Paroles publiques : Le Président est souvent à l’origine des « axes du jour » dans les médias d’information. Le conflit ukrainien est l’occasion de rebonds d’information qui occasionnent les commentaires. D’abord la possibilité d’envoi de troupes, puis récemment la livraison de Mirages pour renforcer la défense aérienne sont des prises de parole présidentielles qui sont à la fois le résultat d’une décision française et la volonté politique de guider l’Europe vers l’action. Les médias s’y engouffrent, les conjectures fusent, et les spécialistes y relient l’envoi par le Kremlin d’un sous-marin nucléaire et de deux navires vers Cuba. Le scénario des missiles de la guerre froide au début des années soixante reprend vie et l’agitation rédactionnelle bat son plein. L’inconvénient majeur est que les informations que l’on peut considérer une par une comme justes, deviennent plus suspectes dès lors que les commentateurs y recherchent des liens pour globaliser une situation. Il est bien clair, tant sur la politique France que sur les tensions internationales, que la globalisation est impossible. Les médias peuvent y perdre en crédibilité malgré un sérieux journalistique qu’on peut leur accorder. En fin de parcours, on oublie ce qui a déclenché la construction du scénario pour simplement entendre des convictions, ou des expertises.

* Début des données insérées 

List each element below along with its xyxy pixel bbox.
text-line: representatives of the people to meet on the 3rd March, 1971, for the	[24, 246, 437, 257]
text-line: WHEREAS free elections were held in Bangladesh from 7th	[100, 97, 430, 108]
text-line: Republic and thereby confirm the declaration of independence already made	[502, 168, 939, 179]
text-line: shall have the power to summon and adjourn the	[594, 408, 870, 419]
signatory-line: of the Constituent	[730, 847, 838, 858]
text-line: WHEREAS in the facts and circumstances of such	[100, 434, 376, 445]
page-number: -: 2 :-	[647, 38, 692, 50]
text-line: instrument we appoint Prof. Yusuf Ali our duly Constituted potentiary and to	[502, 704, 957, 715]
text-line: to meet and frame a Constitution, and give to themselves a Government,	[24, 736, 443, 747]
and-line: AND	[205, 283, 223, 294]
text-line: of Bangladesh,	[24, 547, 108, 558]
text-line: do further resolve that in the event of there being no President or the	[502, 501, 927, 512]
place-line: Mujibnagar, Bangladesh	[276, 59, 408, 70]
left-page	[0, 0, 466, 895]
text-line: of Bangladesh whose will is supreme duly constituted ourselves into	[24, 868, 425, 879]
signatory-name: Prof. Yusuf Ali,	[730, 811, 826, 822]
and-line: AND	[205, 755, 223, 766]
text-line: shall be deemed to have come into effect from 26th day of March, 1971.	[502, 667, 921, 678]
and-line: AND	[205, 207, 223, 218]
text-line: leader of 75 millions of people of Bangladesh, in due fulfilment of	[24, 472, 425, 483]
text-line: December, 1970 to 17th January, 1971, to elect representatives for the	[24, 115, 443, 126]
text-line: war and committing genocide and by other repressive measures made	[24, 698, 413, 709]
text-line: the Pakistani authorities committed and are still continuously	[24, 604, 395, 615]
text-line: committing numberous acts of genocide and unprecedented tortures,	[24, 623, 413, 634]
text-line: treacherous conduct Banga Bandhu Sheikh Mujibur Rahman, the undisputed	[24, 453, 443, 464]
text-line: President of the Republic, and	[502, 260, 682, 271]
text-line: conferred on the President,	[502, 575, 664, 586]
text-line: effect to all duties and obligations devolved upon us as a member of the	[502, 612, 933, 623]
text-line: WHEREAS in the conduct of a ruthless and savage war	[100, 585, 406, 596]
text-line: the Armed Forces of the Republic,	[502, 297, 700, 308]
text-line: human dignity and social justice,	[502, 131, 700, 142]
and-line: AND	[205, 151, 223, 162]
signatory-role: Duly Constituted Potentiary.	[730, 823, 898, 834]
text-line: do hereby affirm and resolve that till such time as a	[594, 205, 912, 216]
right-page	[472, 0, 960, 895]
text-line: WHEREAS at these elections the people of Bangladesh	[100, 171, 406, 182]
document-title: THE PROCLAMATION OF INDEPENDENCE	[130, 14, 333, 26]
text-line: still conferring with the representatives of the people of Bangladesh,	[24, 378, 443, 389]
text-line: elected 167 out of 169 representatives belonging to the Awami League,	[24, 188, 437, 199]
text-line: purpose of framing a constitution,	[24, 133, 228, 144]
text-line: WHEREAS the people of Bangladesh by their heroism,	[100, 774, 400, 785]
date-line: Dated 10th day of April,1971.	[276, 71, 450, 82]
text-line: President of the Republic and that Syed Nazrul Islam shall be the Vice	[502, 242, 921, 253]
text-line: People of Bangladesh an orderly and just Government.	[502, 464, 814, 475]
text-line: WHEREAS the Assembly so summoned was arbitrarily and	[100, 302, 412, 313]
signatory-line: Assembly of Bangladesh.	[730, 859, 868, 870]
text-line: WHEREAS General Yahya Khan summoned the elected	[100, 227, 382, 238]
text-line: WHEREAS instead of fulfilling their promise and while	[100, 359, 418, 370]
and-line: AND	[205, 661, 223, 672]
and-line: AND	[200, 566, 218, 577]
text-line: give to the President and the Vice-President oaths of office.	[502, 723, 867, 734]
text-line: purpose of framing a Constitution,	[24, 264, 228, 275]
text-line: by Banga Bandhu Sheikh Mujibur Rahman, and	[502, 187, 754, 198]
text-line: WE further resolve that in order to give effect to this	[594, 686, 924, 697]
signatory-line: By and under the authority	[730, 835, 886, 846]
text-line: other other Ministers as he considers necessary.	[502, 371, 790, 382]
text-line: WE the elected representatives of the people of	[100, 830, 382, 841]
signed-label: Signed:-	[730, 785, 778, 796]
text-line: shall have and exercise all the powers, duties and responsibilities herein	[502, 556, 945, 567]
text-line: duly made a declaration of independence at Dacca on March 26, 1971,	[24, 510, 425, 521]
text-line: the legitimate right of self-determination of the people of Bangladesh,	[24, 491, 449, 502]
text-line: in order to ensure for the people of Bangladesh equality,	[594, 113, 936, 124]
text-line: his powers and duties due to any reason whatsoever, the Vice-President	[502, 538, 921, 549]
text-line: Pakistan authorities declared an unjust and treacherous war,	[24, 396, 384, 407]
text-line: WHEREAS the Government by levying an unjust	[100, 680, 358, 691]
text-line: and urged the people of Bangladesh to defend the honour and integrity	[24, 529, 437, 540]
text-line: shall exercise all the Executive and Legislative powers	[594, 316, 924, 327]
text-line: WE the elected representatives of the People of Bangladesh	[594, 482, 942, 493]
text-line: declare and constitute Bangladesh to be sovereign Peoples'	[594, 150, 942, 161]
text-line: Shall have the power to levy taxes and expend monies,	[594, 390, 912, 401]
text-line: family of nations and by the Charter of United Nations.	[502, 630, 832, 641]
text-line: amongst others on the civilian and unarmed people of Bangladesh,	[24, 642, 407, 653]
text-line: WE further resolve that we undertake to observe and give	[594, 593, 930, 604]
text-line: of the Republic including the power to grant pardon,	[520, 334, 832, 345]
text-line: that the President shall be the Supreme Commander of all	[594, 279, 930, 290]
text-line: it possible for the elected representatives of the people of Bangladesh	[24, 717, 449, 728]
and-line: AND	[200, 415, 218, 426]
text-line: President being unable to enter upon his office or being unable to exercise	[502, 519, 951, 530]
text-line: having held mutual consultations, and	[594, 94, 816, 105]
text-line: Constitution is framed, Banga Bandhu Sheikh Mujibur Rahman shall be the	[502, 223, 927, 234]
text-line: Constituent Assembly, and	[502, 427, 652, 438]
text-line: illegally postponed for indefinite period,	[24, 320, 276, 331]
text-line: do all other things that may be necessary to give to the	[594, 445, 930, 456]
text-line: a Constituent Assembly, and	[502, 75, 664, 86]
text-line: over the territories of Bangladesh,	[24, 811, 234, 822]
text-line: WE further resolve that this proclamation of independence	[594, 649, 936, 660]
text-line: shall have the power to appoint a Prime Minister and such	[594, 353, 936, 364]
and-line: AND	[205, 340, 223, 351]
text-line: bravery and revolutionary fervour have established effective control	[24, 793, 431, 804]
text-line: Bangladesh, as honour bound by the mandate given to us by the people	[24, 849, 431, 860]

Le terrain futur : Pour se faire une idée, hors conflits (Ukraine, Gaza-Israël etc…), voici une simple liste non exhaustive de ce qui pourrait envahir à court terme les médias avec les récupérations politiques possibles, les risques d’attentat, les provocations est-ouest ou nord-sud, la perte de démocratie et les multiples « possibles » dont les médias pourraient se saisir, pour informer ou séduire, dans cet éternel jeu de chaises musicales entre l’information et l’oubli.

  • Année électorale : États-Unis, Taïwan, Inde, Union européenne, Afrique du Sud, Indonésie, Corée du Sud, Portugal, Sénégal… D’autres scrutins à moindre enjeu électoral : Russie, Bangladesh, Pakistan
  • Probables élections au Royaume-Uni (octobre 2024)
  • France : Jeux Olympiques de Paris 2024, 80e anniversaire du débarquement, inauguration de Notre-Dame, XIXe sommet de la francophonie
  • Décrue des taux directeurs des banques centrales
  • Année de risque géopolitique (éloignement États-Unis/Chine, élargissement des BRICS)
  • Année de football avec les coupes continentales et une possible finale pour les Bleus, le 14 juillet, à Berlin. La Coupe d’Asie représentera une part plus importante de la population mondiale grâce à la présence de l’Inde et de la Chine. La présence de l’équipe de Palestine sera également scrutée
  • Présidence brésilienne du G20
  • Présidence italienne du G7
  • Présidence du conseil de l’UE (Belgique puis Hongrie)
  • La Chine devient le 1er exportateur mondial de voitures devant le Japon et l’Allemagne
  • Ouverture de l’EPR de Flamanville
  • Mission habitée de la NASA (Reid Wiseman, Victor Glover, Christina Hammock Koch, Jeremy Hansen) vers la Lune sans alunissage (novembre)
  • Entrée en vigueur du chargeur universel dans l’Union européenne
  • Visite d’État d’Abdelmadjid Tebboune (Algérie) en France (reportée à ce stade)
  • 1er lancement d’Ariane 6 (mi-juin)
  • Publication des travaux du Sénat concernant la réforme des institutions
  • Gouvernement : présentation d’un projet de loi grand âge
  • Débats sur la loi « fin de vie »
Etc…

Les résultats des élections européennes en France proposent une hiérarchie politique issue d’un vote décomplexé, sans perception de conséquences directes pour les citoyens. Une sorte de BAC blanc de présidentielle ou de référendum « anti ».

Mais pour le public, ce sera vite oublié.

Alors vivent les Jeux Olympiques !

Note de l’auteur

Cet article ne représente pas une critique sur le fond des personnes publiques, mais une analyse des choses perçues, des risques liés aux communications du monde politique et des enjeux de celles-ci. Les noms cités ne le sont que pour comprendre leur impact au travers de décisions, de déclarations ou de comportements médiatisés.